How does the Flood Zone Code work?

Living in a flood zone will change the amount of insurance you need to carry in case of a flood. Your insurance company will likely assess a greater premium from you, whether you ask for this or not. They will be looking to protect their own interest in doing so; the chances of you making a flood claim are high if you live in a high flood zone. The flood zone codes are set by the Federal Emergency Management Agency (FEMA), and these codes are generally accepted by all insurance companies.
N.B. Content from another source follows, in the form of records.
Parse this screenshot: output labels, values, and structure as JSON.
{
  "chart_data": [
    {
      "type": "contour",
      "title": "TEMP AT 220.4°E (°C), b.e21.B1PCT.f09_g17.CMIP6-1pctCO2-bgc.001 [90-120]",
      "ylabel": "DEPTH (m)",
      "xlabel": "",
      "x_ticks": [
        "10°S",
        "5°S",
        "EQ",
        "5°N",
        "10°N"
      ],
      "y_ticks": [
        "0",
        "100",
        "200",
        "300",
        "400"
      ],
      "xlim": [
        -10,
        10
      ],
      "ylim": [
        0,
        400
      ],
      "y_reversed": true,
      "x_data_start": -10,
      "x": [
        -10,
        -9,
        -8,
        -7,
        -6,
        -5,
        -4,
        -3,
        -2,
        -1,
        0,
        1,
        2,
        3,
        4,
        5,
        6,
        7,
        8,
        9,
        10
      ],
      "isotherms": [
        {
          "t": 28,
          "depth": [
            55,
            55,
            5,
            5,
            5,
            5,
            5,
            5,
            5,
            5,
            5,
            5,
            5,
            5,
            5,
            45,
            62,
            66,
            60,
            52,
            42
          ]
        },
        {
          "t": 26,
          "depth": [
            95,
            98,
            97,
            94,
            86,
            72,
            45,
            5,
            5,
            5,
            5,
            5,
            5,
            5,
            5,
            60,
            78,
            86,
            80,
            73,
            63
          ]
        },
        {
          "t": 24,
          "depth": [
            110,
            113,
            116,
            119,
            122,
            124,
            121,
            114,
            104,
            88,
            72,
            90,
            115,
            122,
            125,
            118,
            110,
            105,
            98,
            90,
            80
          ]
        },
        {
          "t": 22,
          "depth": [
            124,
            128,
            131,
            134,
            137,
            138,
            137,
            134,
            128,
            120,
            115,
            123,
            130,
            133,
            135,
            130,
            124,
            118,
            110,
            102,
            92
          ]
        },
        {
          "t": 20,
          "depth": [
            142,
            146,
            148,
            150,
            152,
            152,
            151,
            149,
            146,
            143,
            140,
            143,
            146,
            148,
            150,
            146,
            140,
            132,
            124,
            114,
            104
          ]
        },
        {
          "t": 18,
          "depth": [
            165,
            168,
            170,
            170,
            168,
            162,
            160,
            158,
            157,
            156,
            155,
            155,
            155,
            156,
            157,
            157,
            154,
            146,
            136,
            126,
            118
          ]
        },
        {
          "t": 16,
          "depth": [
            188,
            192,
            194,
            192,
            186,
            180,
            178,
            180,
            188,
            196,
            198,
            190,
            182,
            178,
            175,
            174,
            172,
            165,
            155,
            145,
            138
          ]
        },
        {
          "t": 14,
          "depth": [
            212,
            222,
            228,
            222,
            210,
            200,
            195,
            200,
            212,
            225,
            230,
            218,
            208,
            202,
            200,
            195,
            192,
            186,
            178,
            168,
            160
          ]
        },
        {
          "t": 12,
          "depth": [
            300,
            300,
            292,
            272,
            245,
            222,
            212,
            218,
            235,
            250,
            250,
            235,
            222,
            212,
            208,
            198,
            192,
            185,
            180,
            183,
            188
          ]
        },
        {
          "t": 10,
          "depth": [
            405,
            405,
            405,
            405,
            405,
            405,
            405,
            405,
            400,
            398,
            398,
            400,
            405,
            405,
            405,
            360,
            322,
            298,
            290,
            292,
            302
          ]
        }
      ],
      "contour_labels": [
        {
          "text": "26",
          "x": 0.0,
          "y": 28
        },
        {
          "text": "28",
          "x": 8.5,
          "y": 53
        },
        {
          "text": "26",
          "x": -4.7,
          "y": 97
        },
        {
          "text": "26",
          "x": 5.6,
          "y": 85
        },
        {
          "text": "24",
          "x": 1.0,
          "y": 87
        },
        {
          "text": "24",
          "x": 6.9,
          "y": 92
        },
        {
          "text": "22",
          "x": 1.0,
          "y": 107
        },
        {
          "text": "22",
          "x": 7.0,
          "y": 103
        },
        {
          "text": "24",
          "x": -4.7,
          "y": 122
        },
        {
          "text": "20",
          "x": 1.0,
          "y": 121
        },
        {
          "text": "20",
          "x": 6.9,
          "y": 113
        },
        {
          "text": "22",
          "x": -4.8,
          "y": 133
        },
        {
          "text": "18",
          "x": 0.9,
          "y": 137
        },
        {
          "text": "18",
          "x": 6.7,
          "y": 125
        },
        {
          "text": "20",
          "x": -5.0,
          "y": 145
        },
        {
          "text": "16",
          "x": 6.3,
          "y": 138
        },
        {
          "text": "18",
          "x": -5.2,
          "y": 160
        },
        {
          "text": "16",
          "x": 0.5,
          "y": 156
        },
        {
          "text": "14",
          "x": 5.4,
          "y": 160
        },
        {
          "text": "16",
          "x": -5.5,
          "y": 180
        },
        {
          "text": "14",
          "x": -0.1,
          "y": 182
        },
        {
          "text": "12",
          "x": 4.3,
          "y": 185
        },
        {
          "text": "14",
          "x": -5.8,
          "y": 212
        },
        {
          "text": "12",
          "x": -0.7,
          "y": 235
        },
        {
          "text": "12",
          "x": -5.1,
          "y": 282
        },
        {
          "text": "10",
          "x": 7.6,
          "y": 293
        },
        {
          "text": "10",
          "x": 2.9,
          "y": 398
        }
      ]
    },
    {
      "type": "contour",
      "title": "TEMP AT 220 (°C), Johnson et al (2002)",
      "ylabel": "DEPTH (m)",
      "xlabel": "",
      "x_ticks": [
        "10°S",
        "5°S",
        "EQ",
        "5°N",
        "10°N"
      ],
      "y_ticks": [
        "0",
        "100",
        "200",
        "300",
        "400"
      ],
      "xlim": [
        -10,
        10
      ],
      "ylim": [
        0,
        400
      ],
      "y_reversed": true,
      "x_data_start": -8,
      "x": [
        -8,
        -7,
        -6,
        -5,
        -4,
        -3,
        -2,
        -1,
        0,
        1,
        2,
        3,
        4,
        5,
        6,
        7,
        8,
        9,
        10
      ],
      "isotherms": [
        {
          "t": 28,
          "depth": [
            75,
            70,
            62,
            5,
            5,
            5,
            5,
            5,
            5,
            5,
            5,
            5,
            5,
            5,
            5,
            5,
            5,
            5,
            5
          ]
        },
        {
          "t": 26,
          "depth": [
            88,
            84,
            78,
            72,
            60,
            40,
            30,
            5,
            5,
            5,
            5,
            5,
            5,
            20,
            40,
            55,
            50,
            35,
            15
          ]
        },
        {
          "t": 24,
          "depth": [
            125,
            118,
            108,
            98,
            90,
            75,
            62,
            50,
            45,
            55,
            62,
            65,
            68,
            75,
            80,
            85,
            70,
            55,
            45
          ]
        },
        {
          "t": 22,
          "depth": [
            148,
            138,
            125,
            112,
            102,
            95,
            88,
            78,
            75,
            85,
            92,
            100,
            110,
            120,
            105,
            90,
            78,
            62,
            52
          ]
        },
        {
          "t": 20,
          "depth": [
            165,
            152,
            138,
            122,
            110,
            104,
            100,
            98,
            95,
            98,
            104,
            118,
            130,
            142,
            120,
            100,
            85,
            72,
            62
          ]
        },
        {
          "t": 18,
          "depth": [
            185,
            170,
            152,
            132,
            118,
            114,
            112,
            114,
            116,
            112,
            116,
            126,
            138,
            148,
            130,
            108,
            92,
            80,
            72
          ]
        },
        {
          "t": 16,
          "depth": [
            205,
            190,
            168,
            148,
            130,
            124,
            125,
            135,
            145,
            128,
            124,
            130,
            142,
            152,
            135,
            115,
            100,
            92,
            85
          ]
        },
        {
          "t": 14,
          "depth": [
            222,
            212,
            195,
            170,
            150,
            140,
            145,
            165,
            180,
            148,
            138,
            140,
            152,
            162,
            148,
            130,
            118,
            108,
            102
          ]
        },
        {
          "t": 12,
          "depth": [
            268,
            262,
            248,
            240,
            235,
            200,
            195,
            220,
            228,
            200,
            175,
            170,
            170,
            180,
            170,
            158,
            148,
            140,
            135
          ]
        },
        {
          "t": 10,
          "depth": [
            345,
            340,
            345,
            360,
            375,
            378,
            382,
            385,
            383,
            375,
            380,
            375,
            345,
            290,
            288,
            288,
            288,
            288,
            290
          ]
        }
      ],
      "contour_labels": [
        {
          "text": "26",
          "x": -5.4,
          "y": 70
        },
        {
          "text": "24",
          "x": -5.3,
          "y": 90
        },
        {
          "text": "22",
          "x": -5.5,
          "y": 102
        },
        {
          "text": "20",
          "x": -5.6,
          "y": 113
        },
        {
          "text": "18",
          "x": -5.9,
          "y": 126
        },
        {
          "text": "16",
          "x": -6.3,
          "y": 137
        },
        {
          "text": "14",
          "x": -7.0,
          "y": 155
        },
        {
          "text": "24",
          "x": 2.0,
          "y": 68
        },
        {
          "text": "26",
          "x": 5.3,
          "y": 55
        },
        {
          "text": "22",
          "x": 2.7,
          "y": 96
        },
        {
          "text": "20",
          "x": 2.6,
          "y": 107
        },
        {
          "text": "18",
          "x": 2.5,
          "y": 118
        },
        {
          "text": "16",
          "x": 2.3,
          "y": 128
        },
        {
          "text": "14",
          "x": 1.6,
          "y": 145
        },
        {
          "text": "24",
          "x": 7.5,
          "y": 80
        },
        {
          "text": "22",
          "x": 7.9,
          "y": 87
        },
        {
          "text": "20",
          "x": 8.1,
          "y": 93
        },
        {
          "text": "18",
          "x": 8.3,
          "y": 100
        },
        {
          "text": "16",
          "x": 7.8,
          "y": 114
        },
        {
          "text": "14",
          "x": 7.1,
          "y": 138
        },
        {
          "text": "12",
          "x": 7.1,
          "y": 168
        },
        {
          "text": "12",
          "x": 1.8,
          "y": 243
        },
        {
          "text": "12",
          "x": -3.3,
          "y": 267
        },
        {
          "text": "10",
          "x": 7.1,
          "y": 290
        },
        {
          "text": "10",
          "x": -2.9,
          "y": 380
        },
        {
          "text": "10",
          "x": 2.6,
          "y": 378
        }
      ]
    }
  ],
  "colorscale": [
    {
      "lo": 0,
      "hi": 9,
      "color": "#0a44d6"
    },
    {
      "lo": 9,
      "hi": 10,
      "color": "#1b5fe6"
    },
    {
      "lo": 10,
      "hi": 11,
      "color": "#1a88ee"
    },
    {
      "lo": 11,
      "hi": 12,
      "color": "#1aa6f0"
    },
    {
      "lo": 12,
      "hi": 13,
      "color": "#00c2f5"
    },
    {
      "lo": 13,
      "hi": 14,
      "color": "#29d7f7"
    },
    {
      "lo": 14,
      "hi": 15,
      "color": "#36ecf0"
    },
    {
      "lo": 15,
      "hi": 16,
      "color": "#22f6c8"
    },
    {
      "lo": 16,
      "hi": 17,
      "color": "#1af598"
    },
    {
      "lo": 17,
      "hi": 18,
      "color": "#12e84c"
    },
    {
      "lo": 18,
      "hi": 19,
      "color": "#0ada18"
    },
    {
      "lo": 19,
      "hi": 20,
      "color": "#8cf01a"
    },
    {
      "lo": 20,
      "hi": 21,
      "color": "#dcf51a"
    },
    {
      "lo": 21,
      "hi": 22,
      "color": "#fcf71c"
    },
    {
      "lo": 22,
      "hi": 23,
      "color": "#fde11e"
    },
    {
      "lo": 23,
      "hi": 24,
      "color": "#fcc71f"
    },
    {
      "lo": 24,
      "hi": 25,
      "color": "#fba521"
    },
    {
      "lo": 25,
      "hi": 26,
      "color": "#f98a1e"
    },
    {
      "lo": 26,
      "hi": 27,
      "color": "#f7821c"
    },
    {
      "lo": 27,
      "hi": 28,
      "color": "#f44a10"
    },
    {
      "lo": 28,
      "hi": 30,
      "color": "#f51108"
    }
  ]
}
Property Insurance in a Risk Zone

Property insurance is the portion of insurance that covers your home and, often, some of its contents. Depending on the type of contents you elect to have covered, your furniture, appliances and carpets or building materials may be protected. The insurance company decides how much coverage you need, which is directly proportional to your premiums each month. When you live in any high-risk zone, you will need more coverage, and your premiums will be higher. FEMA has risk zones for a number of natural disasters including: windstorm, fire, flood, erosion, tsunami, earthquake, and winter storm. It is rare for a home or property to avoid all risk zones entirely; there are few places in the United States that are not at risk for some type of natural disaster. However, some homes will be in higher risk zones than others.

Determining Your Flood Zone

There are four primary categories of risk zones for flood. Your category will tell you whether the federal government mandates insurance for your area and how expensive that insurance is likely to be.

  • Moderate to low risk areas are coded B, C and X. These areas are outside of the flood zone plain, and no additional insurance is required in these zones.

  • High risk areas are coded A, AE, A1-A30, AH, AO, AR and A99. Each of these codes means something slightly different. On the whole, though, these areas have about a 25% chance of losses due to flood. They must carry additional insurance to provide for this problem.

  • High risk coastal areas, a step up from high risk areas, are coded V, VE, V1-V30. These areas also must carry, by law, flood insurance policies. 

  • Unknown areas receive the code D. They have not yet been tested for floods, but hazards do potentially exist. Insuring these areas is up to the property owner and the insurance company. The lack of data may lead to higher premiums, though, since insuring the area does carry a risk of claims.

Reducing your Premiums

Your policy will tell you how you are coded in your area. If you own multiple residences, each will likely be coded slightly differently. There is always an option to move to a low risk area. However, most people want to stay put and simply reduce premiums. You can do this by installing safety and hazard protections in your home. Ask your insurer about loss control methods that may reduce your exposure and, therefore, your premiums.